She still fails, but I care about her battles a lot.

  • It's really sad that Kishimoto so terrible at writing female characters. I'm not being a hater when I say this, he has even complained about this himself!

    In terms of character concepts he's always really great - Naruto is one of the few series I read almost from the start, all the way to the finish. At the beginning of the series the concept for all male and female characters started out really interesting. But the female characters barely got any development compared to the male ones, and it got worse as the series went on.
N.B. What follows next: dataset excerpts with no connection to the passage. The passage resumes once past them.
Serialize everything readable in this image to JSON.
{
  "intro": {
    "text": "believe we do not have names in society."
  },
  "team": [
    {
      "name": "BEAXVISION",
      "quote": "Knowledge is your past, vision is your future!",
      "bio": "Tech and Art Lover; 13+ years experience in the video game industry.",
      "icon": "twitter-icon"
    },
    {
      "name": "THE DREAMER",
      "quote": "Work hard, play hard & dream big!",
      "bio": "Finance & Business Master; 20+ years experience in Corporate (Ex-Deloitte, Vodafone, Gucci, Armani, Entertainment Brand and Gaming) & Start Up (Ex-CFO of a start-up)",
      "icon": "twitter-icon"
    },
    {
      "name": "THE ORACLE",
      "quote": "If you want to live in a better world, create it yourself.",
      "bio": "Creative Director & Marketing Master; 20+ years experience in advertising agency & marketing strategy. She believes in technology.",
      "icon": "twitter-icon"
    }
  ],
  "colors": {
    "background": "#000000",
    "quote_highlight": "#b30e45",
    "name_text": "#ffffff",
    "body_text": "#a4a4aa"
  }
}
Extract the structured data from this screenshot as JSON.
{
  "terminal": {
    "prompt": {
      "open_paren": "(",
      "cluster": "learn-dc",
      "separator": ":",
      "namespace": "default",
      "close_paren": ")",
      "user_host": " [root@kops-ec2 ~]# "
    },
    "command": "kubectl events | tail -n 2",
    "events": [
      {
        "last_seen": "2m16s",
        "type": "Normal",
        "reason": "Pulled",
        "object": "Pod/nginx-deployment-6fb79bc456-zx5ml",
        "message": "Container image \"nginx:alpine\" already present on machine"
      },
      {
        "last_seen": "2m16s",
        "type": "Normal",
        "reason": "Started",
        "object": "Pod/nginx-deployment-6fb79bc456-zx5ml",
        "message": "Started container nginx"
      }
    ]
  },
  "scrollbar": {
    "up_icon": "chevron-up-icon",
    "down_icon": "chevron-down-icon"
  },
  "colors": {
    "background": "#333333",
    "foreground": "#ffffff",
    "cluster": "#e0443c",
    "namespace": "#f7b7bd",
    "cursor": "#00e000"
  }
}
Partially because it ended up focusing more and more on Naruto and Sasuke, partially because the majority of the female character development was reduced to how they relate to the male characters.

    I don't think it's intentional or that Kishi has any malice towards women or anything - if that was the case I doubt he would have been able to come up with interesting character concepts for women in the first place. But the fact that they're sidelined like that still sucks, especially since the potential is there.

    I'm glad that Sakura got to be a bad-ass in a few of the side-stories after the main series ended at least.

    • I constantly get the impression that it's a yaoi manga dressed up as a shonen, and so from that perspective I can understand why women may not be the focus.

      Naruto and Sasuke spend much of the entire series pining after each other, and when they do finally - uhm - "resolve their differences", the show tacks on two female counterparts to marry them off to like an afterthought.

      I don't blame Kishimoto for this, I blame the shonen crowd more for shaping their expectations on what is clearly a yaoi story

      1 reply →

And then you end up with contrived plot points like kryptonite.

Or the alternative: plot armor so thick people even get brought back from the dead regularly.

  • In One Punch man the gag is that while everyone is fighting for their lives, Saitama is usually distracted by other priorities that are often trivial (such as getting some bug spray, or saving some money down the local convenience shop as they have a sale on noodles), he also rarely gets the recognised for saving the day once he does bother so show up.

Much of it can be power fantasy. But not always.

Think of Superman. His first sacrifice is the sacrifice of his time, attention, and effort for the good of others. He puts his power into the service of others. There are also times when Superman throws himself into situations when he is indeed in danger (usually involving kryptonite). He eventually sacrifices his own life to defeat Doomsday.

Furthermore, while later depictions of Superman only manage an allegorical approximation of the Christ figure, that that allegorical link is made at all is crucial, because it is suggestive. After all, Christ is the ultimate heroic figure. He is both God and Man, both invincible and vulnerable. Through his humanity, a kenotic act, he endures suffering and death to save mankind - an act that is not necessary, but as Aquinas says, most fitting - but through his divinity, he is not just a powerful being, but the fullness of power. The latter does not prevent the possibility of ultimate heroism. Even in his divinity, he has the fullness and perfection of heroic virtue. Meaning, what is most definitive in heroic virtue is perfection in charity, and God is the pinnacle and perfection of charity.

  • There's a lot of stuff to nitpick in the christ story but I've always thought they did a particularly poor job of justifying the sacrifice as being required.

    I suspect it resonated more strongly with people of the era whose primary mode of interacting with gods was via sacrificial propitiations, modern relgions rarely stress that part.

I especially liked when he described his super hard training to an acolyte. "What do you mean 100 pushups, 100 squats, 100 sitdows and run? It is just a standard training, not even that hard!!!"

Not to be rude, but if that's your image of Spider-Man or Superman then you have never read a comic featuring either Spider-Man or Superman.

Good point.

I've been rewatching the Alice In Borderland series (much less well known than Squid Games, but with a similar idea) and I think that's a much better portrayal of heroism as the players of the games have no special abilities at all - just their strength, agility, wits and knowledge. Due to the lethal nature of the games, everything is on the line with every game although there's nearly always a "smart" way to get through the game (maybe not the hearts games though - they're just designed to be cruel).

My particular favourite game in AIB is when the character Chishiya (Cheshire Cat) is playing the King of Diamonds and the winners of that game end up being the characters who either risk or sacrifice everything.